Concetta Modica: La geografia ricorre speso nei miei lavori, più che altro in forma di paesaggio. Mi piace pensare a degli archetipi di opere che non sono mutati nel tempo: i paesaggi, i ritratti, le nature morte, i fiori. I vasi di fiori hanno rivoluzionato la storia dell’arte, le cose semplici sono le più difficili e le più affilate. Una carta geografica ricamata con la lana della coperta di mia nonna sfilata e distribuita ad artisti e utilizzata per realizzare opere. Le bandierine segnano oggi i luoghi dove la coperta si trova, disperdendosi e allo stesso tempo, moltiplicandosi. Segnano dei luoghi, delle opere, delle persone, e la pratica artistica crea legami e relazioni. Sicuramente si creano toponimi ma riguardano più un aspetto intimo ed emotivo che non le opere finali e il fare arte.

Gabriele Landi: Oltre a quella del comune materiale di partenza che relazioni si creano fra le opere che vengono realizzate con questa lana? Hai poi in mente di riunirle o vivranno la condizione della “diaspora”?

Concetta Modica: In effetti le mie opere vivono la condizione della diaspora. Ho pochi lavori con me, alla fine è come se fossero autonomi e prendessero strade inedite e senza controllo. A volte si riuniscono ma a volte anche mi dimentico delle posizioni e dei viaggi. In genere un’opera nuova per me parte sempre da quella precedente con un nesso che non sempre è evidente. Una specie di staffetta. Al di la del progetto della coperta che è durato circa 10 anni e si è concluso da un po’, ogni lavoro è un anello della stessa collana, anche se gli anelli non si somigliano continuano un discorso in divenire.
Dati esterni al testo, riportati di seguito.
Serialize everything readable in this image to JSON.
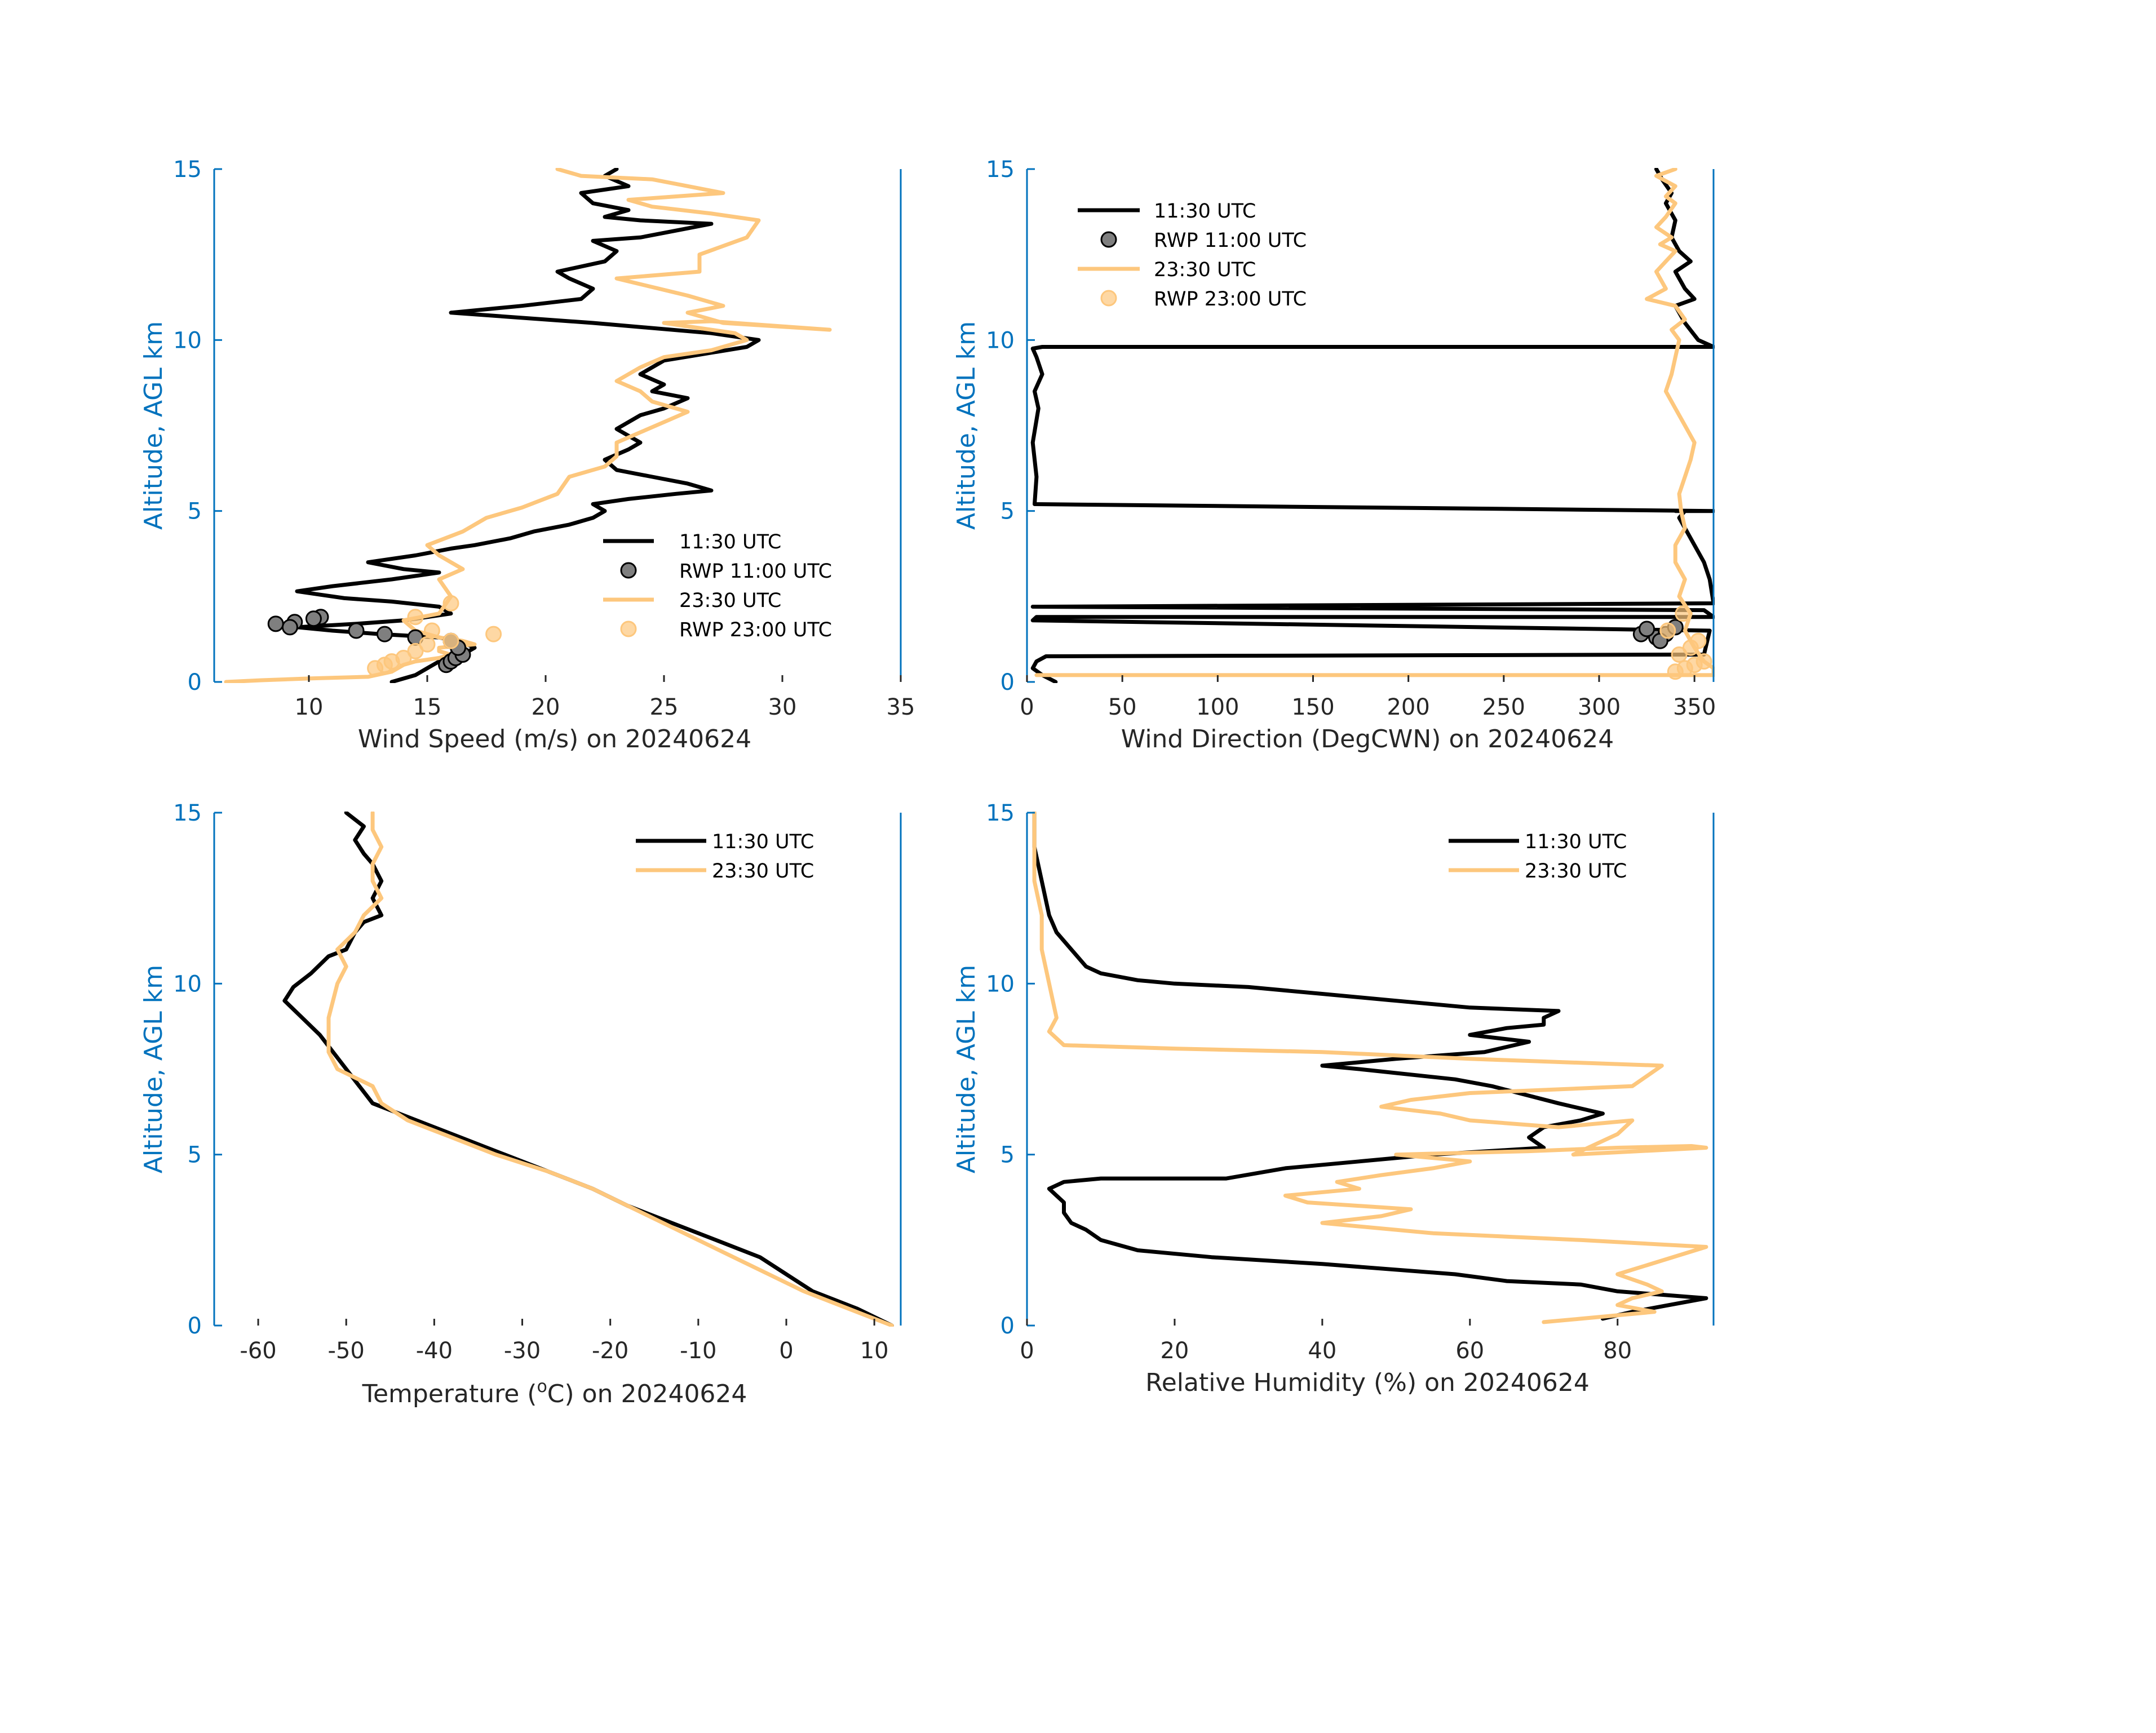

Ultimamente il discorso sta andando verso i temi del sacro perché mi interessa come iconografia e perché il sacro oggi mi sembra un tema epico che si può affrontare sia da atei che da cristiani, e si presta come buon pretesto per iniziare una scultura.

Gabriele Landi: Concetta prima di andare avanti ti volevo chiedere di parlare di un’altro lavoro dove la dimensione della collaborazione, questa volta inconsapevole, emerge “Quel che resta di un’anno di pittura non mio” ?

Concetta Modica: Più che di una collaborazione “Quel che resta di un anno di pittura non mia” coincide con l’inizio di un lavoro regolare e retribuito come colorista presso un atelier artistico. Il grande lavoro fatto dai panni utilizzati per pulire o scaricare il pennello mi sembravano il territorio di libertà personale dentro la preparazione di un lavoro non mio. Stratificazione di tempo e pensieri che invece riguardano mie opere in preparazione che aspettavo di incontrare in studio. L’estetica della casualità e anche della ripetizione di gesti dati dalla esecuzione di un modello, il contrario del mio lavoro di scultura. Mi interessa la confluenza di cose diverse dall’arte nell’opera. Poi il concetto di quel che resta, titolo ricorrente che riassume quello che per me è arte, quello che salvo, quel che resta nel vaglio, quel che resta perché lotta, quel che resta perché resiste, quel che resta nel tempo che è fatto di tempo.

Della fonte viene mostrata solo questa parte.